Estonia has signed double taxation agreements (DTAs) with over 60 countries, including the UK, Albania, and Australia, among others, to reduce the tax burden on business owners operating internationally. These agreements ensure that you’re not taxed twice on the same income, i.e., from Estonia and in the foreign country you’re doing business in.  

For example, if you hire an employee in Estonia to work for your company in the UK. In that case, the Double Tax Agreement (DTA) between the two countries reduces the withholding tax on salaries and dividends. This makes it easier and more cost-effective for your business to employ talent from Estonia.

Estonia Payroll Tax Calculator

To simplify your payroll processing and ensure compliance with Estonian Tax regulations, use the Remote People Global Payroll Calculator to estimate your payroll expenses.

How the Calculator Works

The Remote People Global Payroll Calculator is simple and easy to use. Here are the steps to calculate your payroll tax:

Step 1: Choose the country and employment type

Remote People Payroll Calculator, Step 1

Step 2: Input the employee’s gross salary in the local currency (EUR) and the payment period. The payment period can either be monthly or annually: 

Remote People Payroll Calculator, Step 2

Step 3: Click calculate, and the tool will give you a detailed breakdown of the net salary for your employee, tax deductions, and costs! 
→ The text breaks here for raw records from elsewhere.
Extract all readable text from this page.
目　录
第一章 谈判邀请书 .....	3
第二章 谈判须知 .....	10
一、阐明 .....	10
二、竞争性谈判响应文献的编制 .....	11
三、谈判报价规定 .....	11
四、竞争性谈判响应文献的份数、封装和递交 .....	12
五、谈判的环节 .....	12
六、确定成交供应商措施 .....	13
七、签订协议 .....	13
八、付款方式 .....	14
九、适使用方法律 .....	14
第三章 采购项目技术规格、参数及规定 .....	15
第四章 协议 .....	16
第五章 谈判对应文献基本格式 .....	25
Remote People Payroll Calculator, Step 3

Simplify Payroll and Tax Compliance in Estonia

It’s a fact: Estonia has one of the most transparent and digitally advanced tax systems in Europe. However, it’s essential to pay attention to detail and stay compliant, especially when hiring international or local talent. As an employer, you must correctly register your employees with the Estonian Tax and Customs Board (ETCB), calculate and withhold the right deductions, and remit income tax, social tax, and insurance contributions on time.

To stay compliant and avoid penalties as your workforce grows, use an Estonian payroll service provider or partner with an Employer of Record (EOR) in Estonia. These experts handle everything, including tax filings and employee compensation management to ensure you meet both local laws and international employment standards without the administrative burden.

With the right EOR in Estonia, you can focus on growing your business while leaving tax compliance and payroll operations in trusted hands.